Car mon père m’avait fait la surprise de prévoir quelques jours de camping tous les deux, comme quand j’étais petite. Nous faisions cela souvent, lorsque ma mère travaillait au loin et qu’elle nous manquait : nous partions marcher, juste lui et moi, et nous pensions à elle depuis le milieu de nulle part… Mais un nulle part qui était mon nulle part à moi, mon pays à moi, avec ses paysages infinis, sa douceur sauvage, sa vive immensité.

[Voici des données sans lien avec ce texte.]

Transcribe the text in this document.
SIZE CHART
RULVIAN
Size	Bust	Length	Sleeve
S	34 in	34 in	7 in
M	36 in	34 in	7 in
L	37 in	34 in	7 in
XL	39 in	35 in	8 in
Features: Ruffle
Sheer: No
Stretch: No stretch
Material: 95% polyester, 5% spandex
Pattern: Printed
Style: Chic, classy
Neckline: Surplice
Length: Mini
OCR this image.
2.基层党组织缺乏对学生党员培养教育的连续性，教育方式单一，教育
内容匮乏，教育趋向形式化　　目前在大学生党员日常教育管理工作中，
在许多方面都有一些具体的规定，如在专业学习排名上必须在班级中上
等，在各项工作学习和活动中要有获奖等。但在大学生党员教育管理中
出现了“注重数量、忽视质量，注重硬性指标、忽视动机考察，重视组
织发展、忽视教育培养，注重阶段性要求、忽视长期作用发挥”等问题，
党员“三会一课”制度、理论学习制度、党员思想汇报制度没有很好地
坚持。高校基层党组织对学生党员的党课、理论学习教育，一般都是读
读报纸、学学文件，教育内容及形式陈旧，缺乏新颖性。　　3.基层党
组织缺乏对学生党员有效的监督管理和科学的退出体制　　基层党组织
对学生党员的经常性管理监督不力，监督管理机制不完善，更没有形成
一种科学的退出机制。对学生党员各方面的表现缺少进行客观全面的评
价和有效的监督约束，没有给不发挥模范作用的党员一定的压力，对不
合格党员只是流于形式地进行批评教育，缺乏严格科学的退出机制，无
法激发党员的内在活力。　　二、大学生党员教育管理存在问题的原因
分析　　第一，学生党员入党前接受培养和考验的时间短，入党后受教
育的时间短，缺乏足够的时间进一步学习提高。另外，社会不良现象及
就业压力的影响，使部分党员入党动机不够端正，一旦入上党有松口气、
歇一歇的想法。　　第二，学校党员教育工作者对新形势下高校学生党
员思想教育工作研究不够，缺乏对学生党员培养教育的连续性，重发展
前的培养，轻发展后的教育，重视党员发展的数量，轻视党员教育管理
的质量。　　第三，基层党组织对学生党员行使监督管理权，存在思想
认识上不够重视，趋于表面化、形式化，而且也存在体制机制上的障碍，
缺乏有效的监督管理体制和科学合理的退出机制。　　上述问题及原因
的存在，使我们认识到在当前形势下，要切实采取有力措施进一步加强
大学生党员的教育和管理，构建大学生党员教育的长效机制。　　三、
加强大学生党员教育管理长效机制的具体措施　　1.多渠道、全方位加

Nous partîmes avec tente et sacs à dos : j’étais enthousiaste comme une gamine ! Même si au bout de deux jours, j’avais mal aux pieds et je râlais un peu, mais pas trop fort, parce que je n’avais plus de réseau téléphonique… Mais tout le reste était parfait. Le ciel était d’un bleu presque irréel, les montagnes nues se détachaient dans une quiétude absolue, les herbes jaunes caressaient le lit d’un ruisseau asséché. Je sentais la force du Wyoming irradier jusqu’à moi par tous les pores de ma peau.

Cette longue randonnée fut pour moi l’occasion d’échanger avec mon père comme nous ne l’avions pas fait depuis longtemps. Il me parla de mon enfance, de la sienne, de mon grand-père qui l’emmenait pêcher le long de Snake River quand il était petit, de son institutrice en primaire qu’il avait détestée, de ma mère qu’il avait tant aimée, de Jane dont il était amoureux aujourd’hui… Et je lui racontai Paris, l’ambassade, Louka, Chiara, Pietro, Ingrid, Letizia et mille autres choses.

Cela me fit un bien fou. En effet, mon père et moi avions passé des années tout recroquevillés : depuis la mort de ma mère, nous étions à la fois séparés et réunis par le chagrin. Nous avions fait face, côte à côte, pendant tout ce temps. Il m’avait portée jusqu’à ma vie d’adulte, il m’avait aimée et protégée… Désormais, mon père était de nouveau capable de me parler de la vie, du soleil, de la beauté de la nature, de la fraîcheur de la rivière.


De l’avenir.



*Presque rien, de Francis Cabrel ; in Hors-saison, 1999.